I’d not favour this approach—if what you are calling a username is a publicly known thing—as it would allow individual accounts to be specifically targeted for brute-force or password list attacks. No part of a an account’s login credentials should be publicly known or shared, they must only be known by the account holder in my view.
What mode of attack are we talking about here? Because if we are talking ‘rubber hose’ all of this plausible deniability stuff goes out of the window.
But if we are just talking a milder form of pressure, how is just denying you have a Safe account any different than offering to log-in under a sub account that is empty? And given that any attacker will know about the facility to have sub accounts, or might assume you created multiple accounts, they will just keep pressure on until they get the information they want… or you get prosecuted for “failing to reveal a sub account” etc.
Not a lawyer here, but regardless
… I think it’s tricky to prosecute on the basis there may be something that has not been revealed.
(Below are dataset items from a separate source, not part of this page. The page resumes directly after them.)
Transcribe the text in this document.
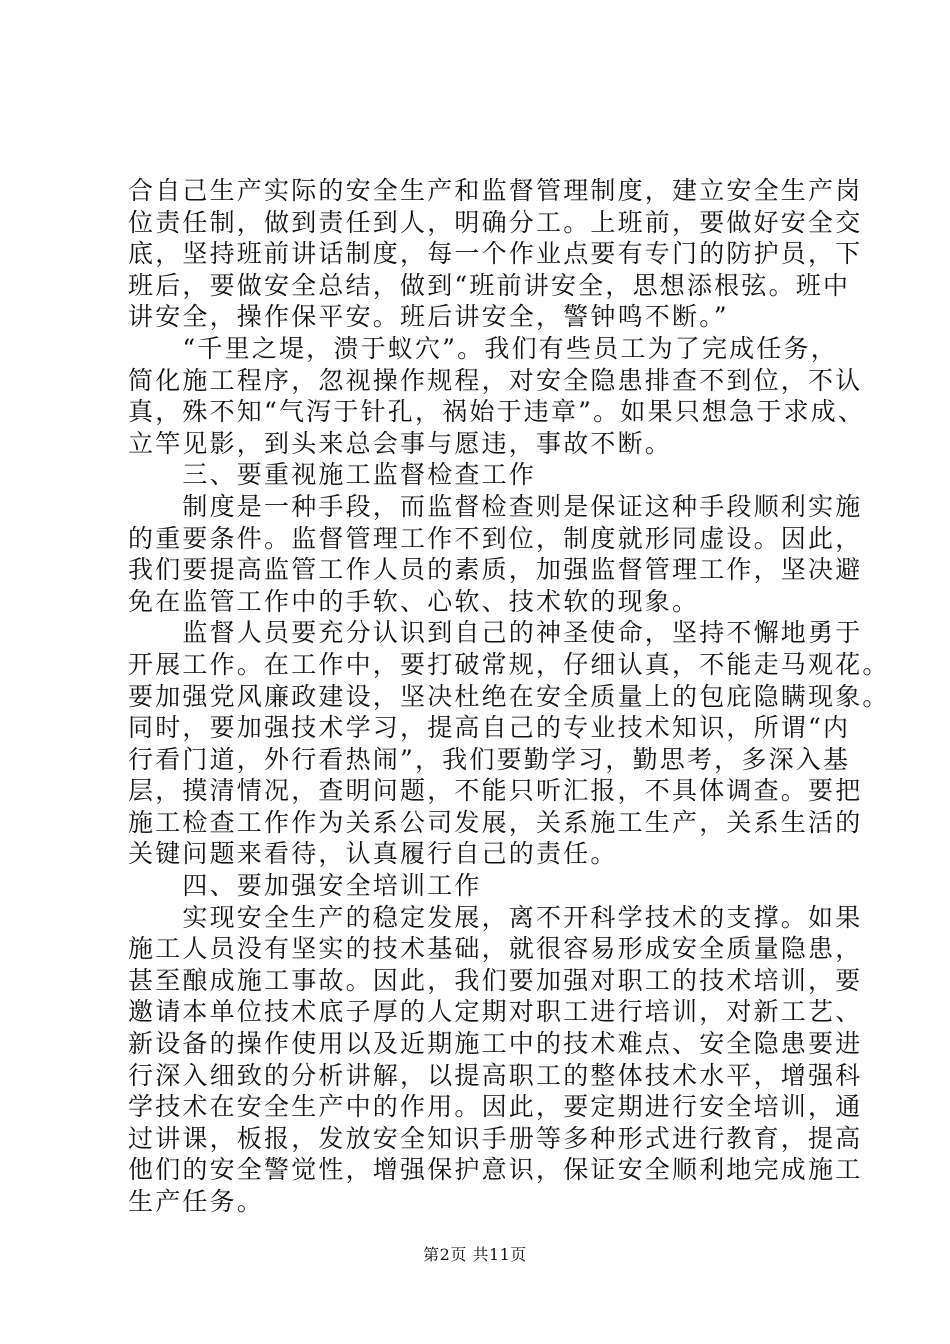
合自己生产实际的安全生产和监督管理制度，建立安全生产岗
位责任制，做到责任到人，明确分工。上班前，要做好安全交
底，坚持班前讲话制度，每一个作业点要有专门的防护员，下
班后，要做安全总结，做到“班前讲安全，思想添根弦。班中
讲安全，操作保平安。班后讲安全，警钟鸣不断。”
　　“千里之堤，溃于蚁穴”。我们有些员工为了完成任务，
简化施工程序，忽视操作规程，对安全隐患排查不到位，不认
真，殊不知“气泻于针孔，祸始于违章”。如果只想急于求成、
立竿见影，到头来总会事与愿违，事故不断。
　　三、要重视施工监督检查工作
　　制度是一种手段，而监督检查则是保证这种手段顺利实施
的重要条件。监督管理工作不到位，制度就形同虚设。因此，
我们要提高监管工作人员的素质，加强监督管理工作，坚决避
免在监管工作中的手软、心软、技术软的现象。
　　监督人员要充分认识到自己的神圣使命，坚持不懈地勇于
开展工作。在工作中，要打破常规，仔细认真，不能走马观花。
要加强党风廉政建设，坚决杜绝在安全质量上的包庇隐瞒现象。
同时，要加强技术学习，提高自己的专业技术知识，所谓“内
行看门道，外行看热闹”，我们要勤学习，勤思考，多深入基
层，摸清情况，查明问题，不能只听汇报，不具体调查。要把
施工检查工作作为关系公司发展，关系施工生产，关系生活的
关键问题来看待，认真履行自己的责任。
　　四、要加强安全培训工作
　　实现安全生产的稳定发展，离不开科学技术的支撑。如果
施工人员没有坚实的技术基础，就很容易形成安全质量隐患，
甚至酿成施工事故。因此，我们要加强对职工的技术培训，要
邀请本单位技术底子厚的人定期对职工进行培训，对新工艺、
新设备的操作使用以及近期施工中的技术难点、安全隐患要进
行深入细致的分析讲解，以提高职工的整体技术水平，增强科
学技术在安全生产中的作用。因此，要定期进行安全培训，通
过讲课，板报，发放安全知识手册等多种形式进行教育，提高
他们的安全警觉性，增强保护意识，保证安全顺利地完成施工
生产任务。
第2页 共11页
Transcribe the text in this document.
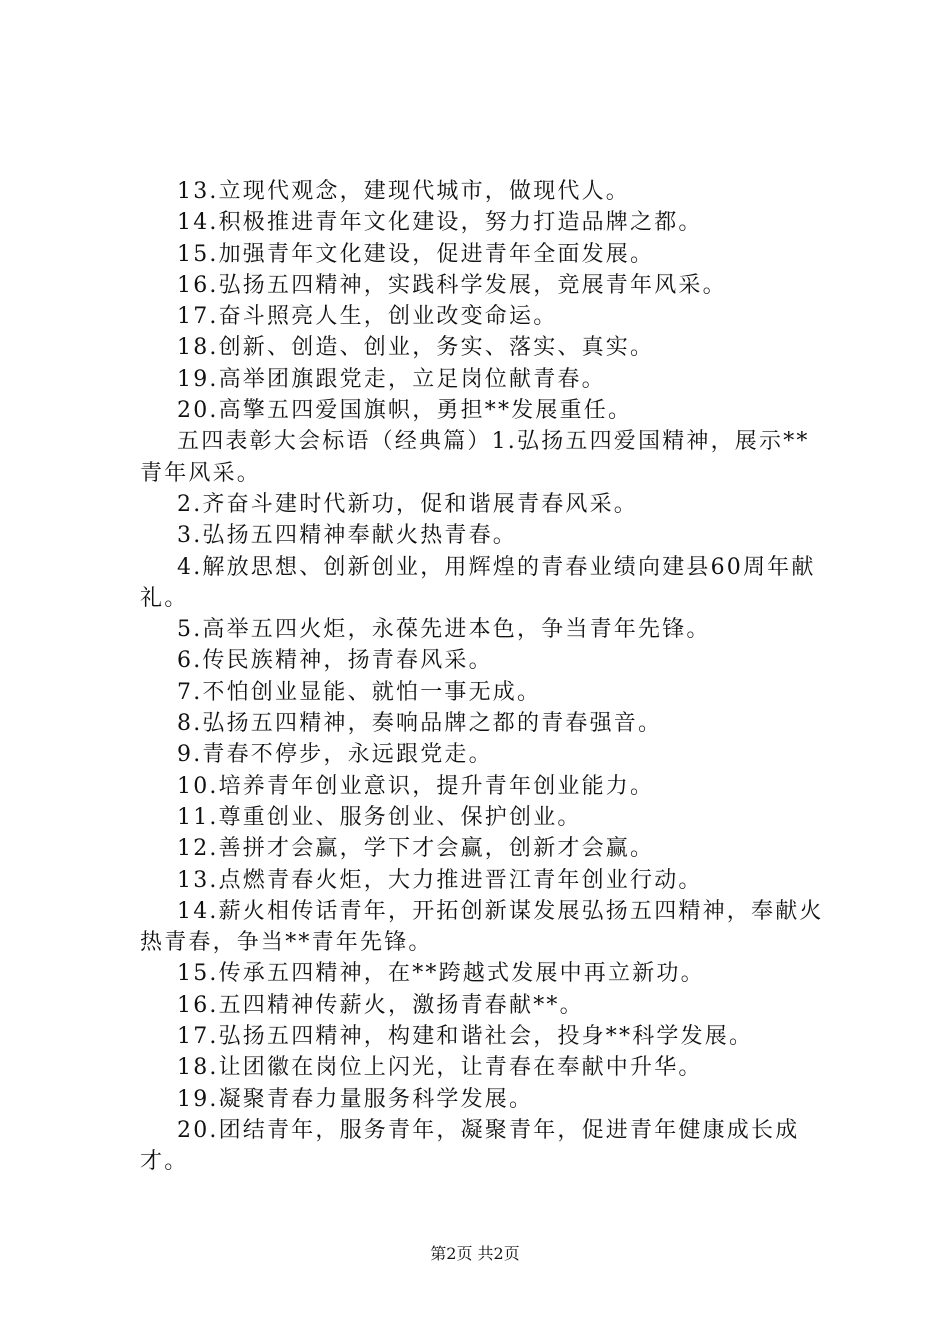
13.立现代观念，建现代城市，做现代人。

14.积极推进青年文化建设，努力打造品牌之都。

15.加强青年文化建设，促进青年全面发展。

16.弘扬五四精神，实践科学发展，竞展青年风采。

17.奋斗照亮人生，创业改变命运。

18.创新、创造、创业，务实、落实、真实。

19.高举团旗跟党走，立足岗位献青春。

20.高擎五四爱国旗帜，勇担**发展重任。

五四表彰大会标语（经典篇）1.弘扬五四爱国精神，展示**青年风采。

2.齐奋斗建时代新功，促和谐展青春风采。

3.弘扬五四精神奉献火热青春。

4.解放思想、创新创业，用辉煌的青春业绩向建县60周年献礼。

5.高举五四火炬，永葆先进本色，争当青年先锋。

6.传民族精神，扬青春风采。

7.不怕创业显能、就怕一事无成。

8.弘扬五四精神，奏响品牌之都的青春强音。

9.青春不停步，永远跟党走。

10.培养青年创业意识，提升青年创业能力。

11.尊重创业、服务创业、保护创业。

12.善拼才会赢，学下才会赢，创新才会赢。

13.点燃青春火炬，大力推进晋江青年创业行动。

14.薪火相传话青年，开拓创新谋发展弘扬五四精神，奉献火热青春，争当**青年先锋。

15.传承五四精神，在**跨越式发展中再立新功。

16.五四精神传薪火，激扬青春献**。

17.弘扬五四精神，构建和谐社会，投身**科学发展。

18.让团徽在岗位上闪光，让青春在奉献中升华。

19.凝聚青春力量服务科学发展。

20.团结青年，服务青年，凝聚青年，促进青年健康成长成才。

第2页 共2页
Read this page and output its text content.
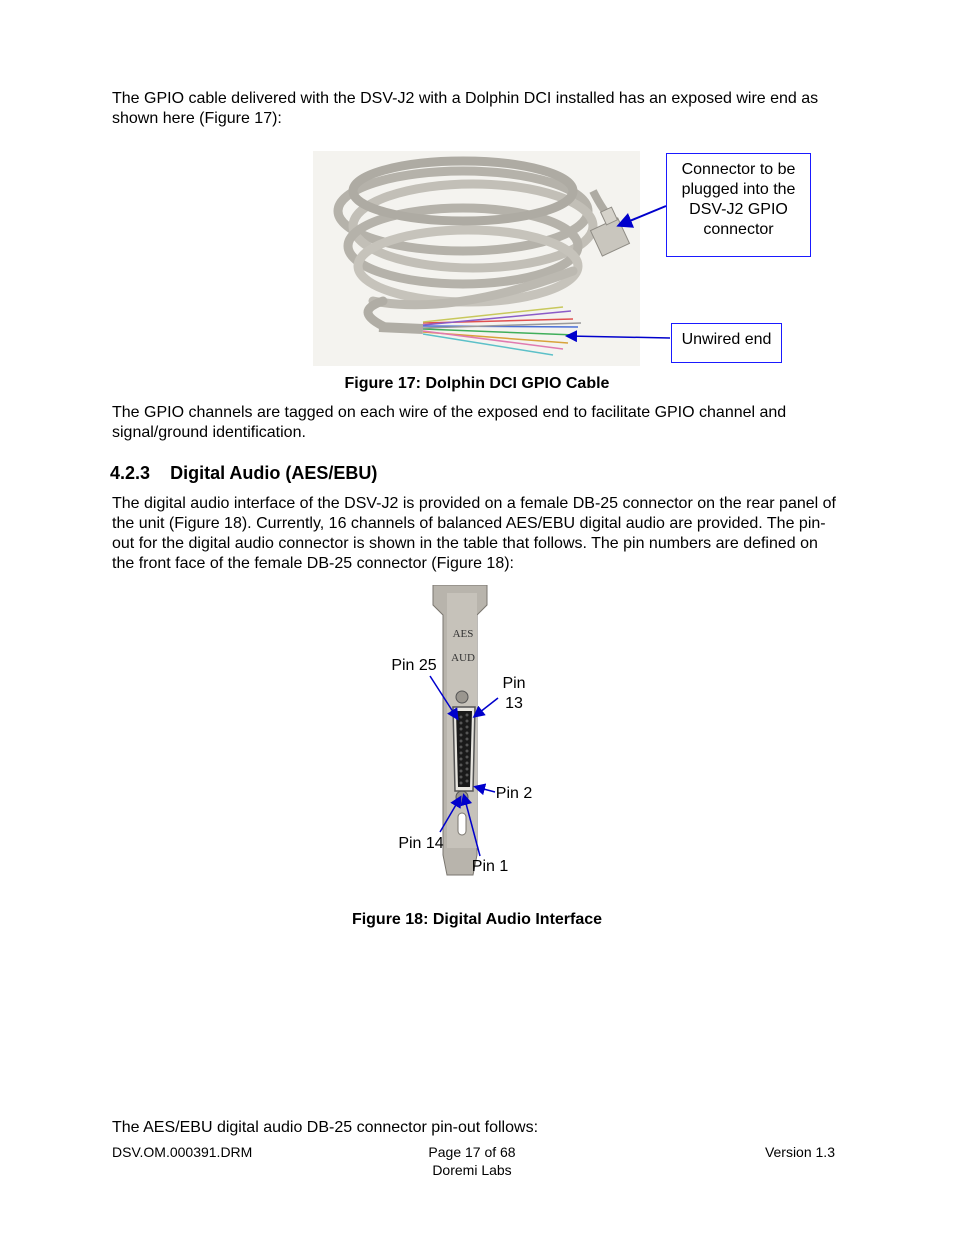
The GPIO cable delivered with the DSV-J2 with a Dolphin DCI installed has an exposed wire end as shown here (Figure 17):

Connector to be plugged into the DSV-J2 GPIO connector
Unwired end
Figure 17: Dolphin DCI GPIO Cable

The GPIO channels are tagged on each wire of the exposed end to facilitate GPIO channel and signal/ground identification.

4.2.3 Digital Audio (AES/EBU)

The digital audio interface of the DSV-J2 is provided on a female DB-25 connector on the rear panel of the unit (Figure 18). Currently, 16 channels of balanced AES/EBU digital audio are provided. The pin-out for the digital audio connector is shown in the table that follows. The pin numbers are defined on the front face of the female DB-25 connector (Figure 18):

AES
AUD
Pin 25
Pin 13
Pin 2
Pin 14
Pin 1
Figure 18: Digital Audio Interface

The AES/EBU digital audio DB-25 connector pin-out follows:

DSV.OM.000391.DRM	Page 17 of 68
Doremi Labs
Version 1.3
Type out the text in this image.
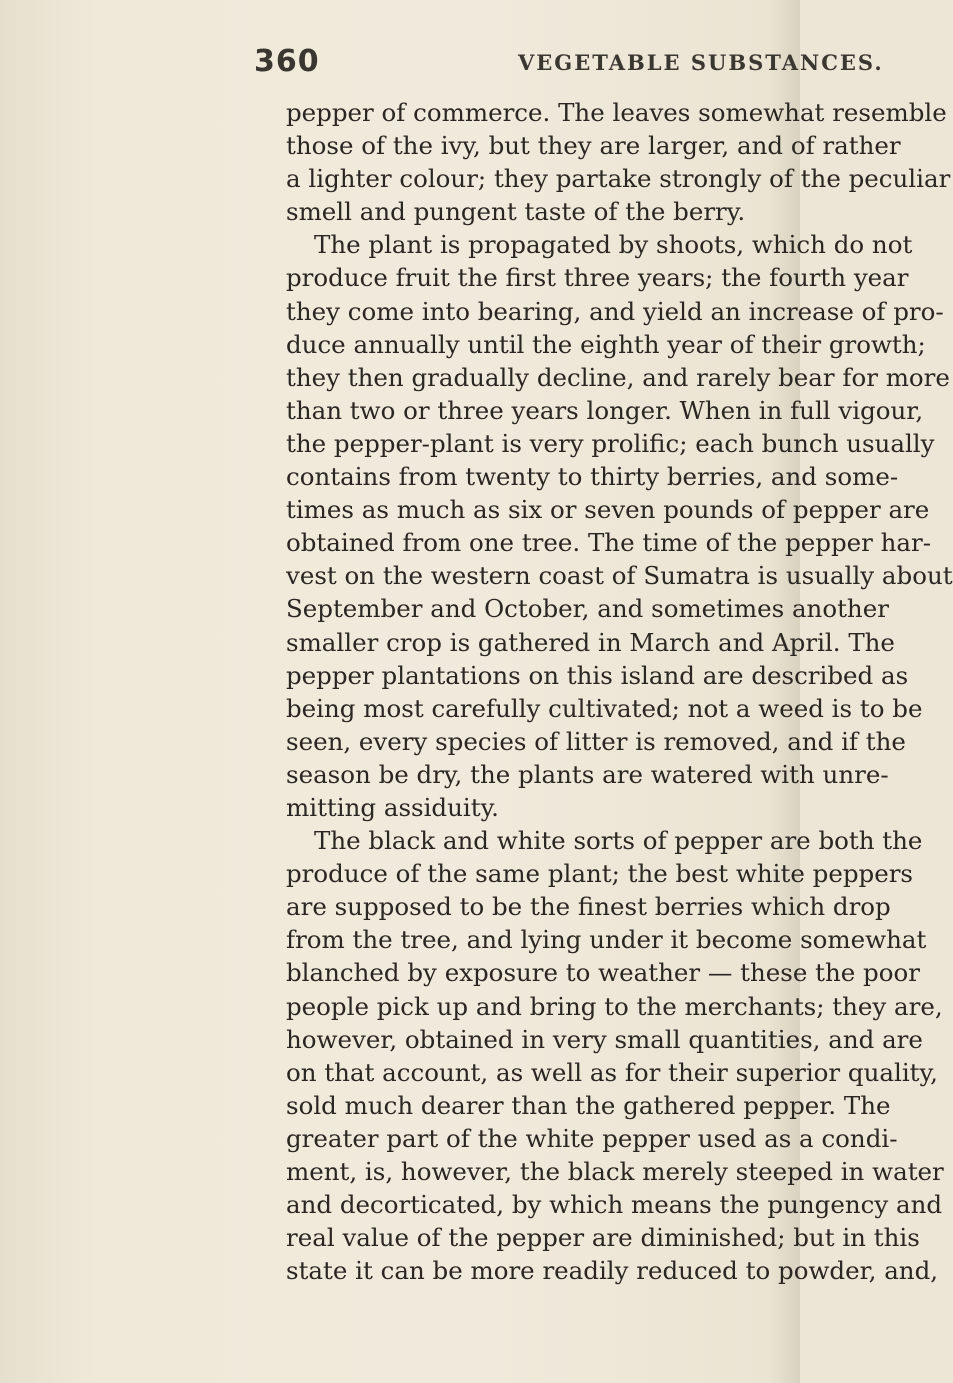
360	VEGETABLE SUBSTANCES.
pepper of commerce. The leaves somewhat resemble
those of the ivy, but they are larger, and of rather
a lighter colour; they partake strongly of the peculiar
smell and pungent taste of the berry.
The plant is propagated by shoots, which do not
produce fruit the first three years; the fourth year
they come into bearing, and yield an increase of pro-
duce annually until the eighth year of their growth;
they then gradually decline, and rarely bear for more
than two or three years longer. When in full vigour,
the pepper-plant is very prolific; each bunch usually
contains from twenty to thirty berries, and some-
times as much as six or seven pounds of pepper are
obtained from one tree. The time of the pepper har-
vest on the western coast of Sumatra is usually about
September and October, and sometimes another
smaller crop is gathered in March and April. The
pepper plantations on this island are described as
being most carefully cultivated; not a weed is to be
seen, every species of litter is removed, and if the
season be dry, the plants are watered with unre-
mitting assiduity.
The black and white sorts of pepper are both the
produce of the same plant; the best white peppers
are supposed to be the finest berries which drop
from the tree, and lying under it become somewhat
blanched by exposure to weather — these the poor
people pick up and bring to the merchants; they are,
however, obtained in very small quantities, and are
on that account, as well as for their superior quality,
sold much dearer than the gathered pepper. The
greater part of the white pepper used as a condi-
ment, is, however, the black merely steeped in water
and decorticated, by which means the pungency and
real value of the pepper are diminished; but in this
state it can be more readily reduced to powder, and,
That’s very different from knowing an account exists and demanding access.
If it can’t be proven that something has not been disclosed, well, you can just lock people up at will and if we’ve reached that point the law is irrelevant.
I think it boils down to whether they can convince a jury you’ve not given something up, versus you convincing the jury that you have revealed everything.
I think this gets a lot harder if your credentials involve something publicly known, like your username or email address, as I mentioned above.
Just generate account location from both username + password so that you can’t get account packet in the first place.
So, my question is: why don’t you generate the account location from the 2 elements of the credentials?
If you do this then we can argue if the first element can be a username (or friendly name, pet name, …). But by deriving the account location from only one element you prevent any debate because, of course, in this condition this element must be secret.
It would be at least from the two things, hashed in reverse, double hashed etc. This part of the debate is good and does need hashed out (sorry for the pun (edit cheers @draw ) ). But if folk pick say a bad password and we can grab all email addresses (say) and create rainbow lists of these hashed with all known bad passwords then it is easier to crack than perhaps 2 bad passwords?
I assume this a typo. I don’t mind a pub, even if that causes my speaking becoming ‘hashed’.
2 passwords are very unusual (personally I have never seen that before) and in doubt, just strengthen the password.
One password was only insecure in your case because you generated account location from one element only (past tense because now I have good hope that you will generate it from both elements).
But it’s still insecure if the other element is publicly known, and worse still, it allows an attacker to target me specifically.
In my mind I was imagining that both accounts would have access to the same “unclassified” information, with the difference that the sub-accounts has certain sections inaccessible. And from the perspective of a sub-accounts there is no indication that there is any more out there.
So if I login with:
I get access to:
ProfileIDs: pilu | coco | Deepthroat
And if I login with:
Which gives access to:
ProfileIDs: pilu | coco
Access and permission level to /public would be identical in both, where you can edit the contents from both accounts.
Under such scheme if you properly compartmentalize your contents, there would be no way of knowing if you are accessing your master or your sub-accounts, as the username is the same for both, and the public information is shown in both.
There would no way of checking if you have set up a sub-accounts or not, as it would be identical if you had one or more.